By Kim Eun-jung and Song Sang-ho
SEOUL, Dec. 7 (Yonhap) — U.N. peacekeepers should be equipped with enhanced equipment and technologies to protect themselves and civilians from constantly changing threats and deliver their mandates of preventing conflict and promoting stability, a visiting senior U.N. official said.
Jean-Pierre Lacroix, head of the U.N. Department of Peacekeeping Operations, said the issue would be among top agenda items in this week’s international forum hosted by South Korea, named the 2021 Seoul UN Peacekeeping Ministerial, which would mark the first of its kind to be held in Asia.
The two-day virtual conference to kick off Tuesday night (Seoul time) is setting the stage for member states to make their commitments relevant to the changing political and security environment as well as to emerging challenges from the COVID-19 pandemic and climate change, the under-secretary-general for peace operations said.
“The environment in which peacekeeping mission operate is becoming increasingly difficult and challenging and increasingly dangerous,” Lacroix said Monday during an interview with Yonhap News Agency on a visit here to attend the forum. “One of the key achievements of that meeting will be to help peacekeeping missions and our peacekeepers on the field adapt to these new challenges.”
Foreign and defense ministers and other officials from more than 150 countries as well as those from related international organizations will join the gathering via video links, as it was hastily changed to virtual sessions last week due to concerns over the omicron variant.
Lacroix is one of three U.N. under-secretary-generals who will be participating in the conference in person and he will lead the fourth and last session titled “Protection of Civilians and Safety & Security” on Wednesday.
The French diplomat said he is “grateful” for South Korea’s support and longstanding commitment to U.N. peacekeeping and believes it can further contribute with its advanced technology, health care capacity and military assets.
South Korea joined the U.N. in 1991 and deployed its first peacekeeping unit to Somalia in 1993. At present, a total of 569 troops are working as part of peacekeeping missions in five nations, including South Sudan and Lebanon.
He said Seoul’s plan to provide helicopters to the U.N. will enhance peacekeepers’ mobility in conflict-prone missions in Africa where peacekeepers are exposed to “nimble, unpredictable threats” and often grapple with lack of public transportation infrastructure.
“We need to be more mobile and flexible because the threats are very unpredictable and (they) can occur in many different places,” he said, without naming countries. “Our peacekeepers need to intervene quickly to protect the population.

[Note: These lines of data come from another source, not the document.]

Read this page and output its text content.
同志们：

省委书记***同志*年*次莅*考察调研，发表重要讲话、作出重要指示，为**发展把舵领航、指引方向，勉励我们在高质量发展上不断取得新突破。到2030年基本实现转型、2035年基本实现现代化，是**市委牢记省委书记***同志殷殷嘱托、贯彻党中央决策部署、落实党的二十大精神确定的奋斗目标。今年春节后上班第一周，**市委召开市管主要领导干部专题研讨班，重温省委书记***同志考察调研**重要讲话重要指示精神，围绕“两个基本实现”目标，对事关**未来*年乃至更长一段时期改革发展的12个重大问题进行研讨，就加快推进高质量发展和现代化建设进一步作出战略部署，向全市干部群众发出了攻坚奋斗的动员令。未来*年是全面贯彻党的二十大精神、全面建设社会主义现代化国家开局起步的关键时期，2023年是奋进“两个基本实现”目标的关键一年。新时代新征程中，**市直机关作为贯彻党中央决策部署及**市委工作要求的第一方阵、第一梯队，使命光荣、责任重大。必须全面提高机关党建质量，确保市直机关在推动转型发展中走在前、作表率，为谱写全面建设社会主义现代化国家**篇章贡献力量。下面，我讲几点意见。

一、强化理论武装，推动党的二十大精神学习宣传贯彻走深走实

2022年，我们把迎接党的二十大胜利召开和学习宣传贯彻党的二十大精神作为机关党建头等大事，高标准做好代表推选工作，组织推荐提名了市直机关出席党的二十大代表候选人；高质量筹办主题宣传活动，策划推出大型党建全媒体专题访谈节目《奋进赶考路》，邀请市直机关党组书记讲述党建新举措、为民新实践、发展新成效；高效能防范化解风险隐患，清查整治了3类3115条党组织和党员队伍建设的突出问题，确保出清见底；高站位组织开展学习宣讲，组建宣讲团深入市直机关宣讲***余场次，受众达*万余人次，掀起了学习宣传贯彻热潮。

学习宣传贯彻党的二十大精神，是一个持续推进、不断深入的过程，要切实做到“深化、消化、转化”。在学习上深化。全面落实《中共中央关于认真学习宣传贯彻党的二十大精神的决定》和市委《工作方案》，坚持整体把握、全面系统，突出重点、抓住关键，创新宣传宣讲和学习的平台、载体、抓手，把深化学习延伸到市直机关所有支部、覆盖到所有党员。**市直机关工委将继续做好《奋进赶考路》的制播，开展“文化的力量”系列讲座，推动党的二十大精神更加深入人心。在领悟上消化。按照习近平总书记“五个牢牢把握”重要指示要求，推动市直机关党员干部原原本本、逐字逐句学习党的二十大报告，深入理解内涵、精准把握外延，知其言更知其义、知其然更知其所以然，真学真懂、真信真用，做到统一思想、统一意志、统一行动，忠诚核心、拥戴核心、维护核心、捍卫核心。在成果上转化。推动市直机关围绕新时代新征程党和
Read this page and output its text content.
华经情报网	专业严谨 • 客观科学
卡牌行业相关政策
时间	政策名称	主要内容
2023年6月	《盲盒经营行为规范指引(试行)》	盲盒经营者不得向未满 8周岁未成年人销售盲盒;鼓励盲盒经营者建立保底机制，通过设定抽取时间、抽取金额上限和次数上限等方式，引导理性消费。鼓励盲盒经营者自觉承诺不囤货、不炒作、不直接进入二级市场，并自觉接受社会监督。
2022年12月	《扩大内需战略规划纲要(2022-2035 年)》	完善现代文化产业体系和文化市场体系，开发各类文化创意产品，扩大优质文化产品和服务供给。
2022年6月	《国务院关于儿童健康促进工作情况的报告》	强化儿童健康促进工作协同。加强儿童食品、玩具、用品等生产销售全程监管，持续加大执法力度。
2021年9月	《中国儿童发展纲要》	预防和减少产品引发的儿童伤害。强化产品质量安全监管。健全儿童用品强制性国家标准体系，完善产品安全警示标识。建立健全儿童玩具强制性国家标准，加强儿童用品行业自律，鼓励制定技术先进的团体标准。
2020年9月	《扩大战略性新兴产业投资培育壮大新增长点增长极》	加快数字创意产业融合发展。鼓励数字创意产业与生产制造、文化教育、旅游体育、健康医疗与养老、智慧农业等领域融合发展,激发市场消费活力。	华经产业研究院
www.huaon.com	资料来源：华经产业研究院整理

Therefore, what we need for that is better means of transportation and helicopters (are) absolutely critical.”
Lacroix said peacekeeping operations should embrace technologies to adapt to the changing environment, paying attention to a “smart camp” model to be proposed by South Korea, which envisions a highly connected camp based on latest digital technologies.
“Technology is very relevant to the issue of protecting our peacekeepers,” he said. “If we make the best use of the new technological tools that we have, we can also be more effective at protecting our peacekeepers against those attacks.”
Enhancing medical infrastructure will also be high on the agenda during the meeting amid rising health risks for peacekeepers in fragile settings due to the prolonged pandemic.
The official said the COVID-19 pandemic has served as a “wake-up call” on the need to bolster preparedness and build a stronger partnership between member states for timely provision of medical support in the field.
“It reminded us that we have to be prepared to face the unpredictable,” he said. “We have learned with COVID-19 that we also had to be very adaptable when it comes to medical support.”
He added South Korea’s hosting the event is meaningful as it coincides with the celebration of the 30th anniversary of becoming a U.N. member, hoping the meeting will be “effective” and “productive.”
“It’s very symbolic of the success of the Republic of Korea within the United Nations and the role that your country has been playing over the years in many areas that are important to the U.N.,” he said, referring to South Korea’s official name, the Republic of Korea.
It marks the first time for an Asian country to host the high-level PKO forum, which was launched in 2016 as a follow-up to the 2015 U.N. peacekeeping summit.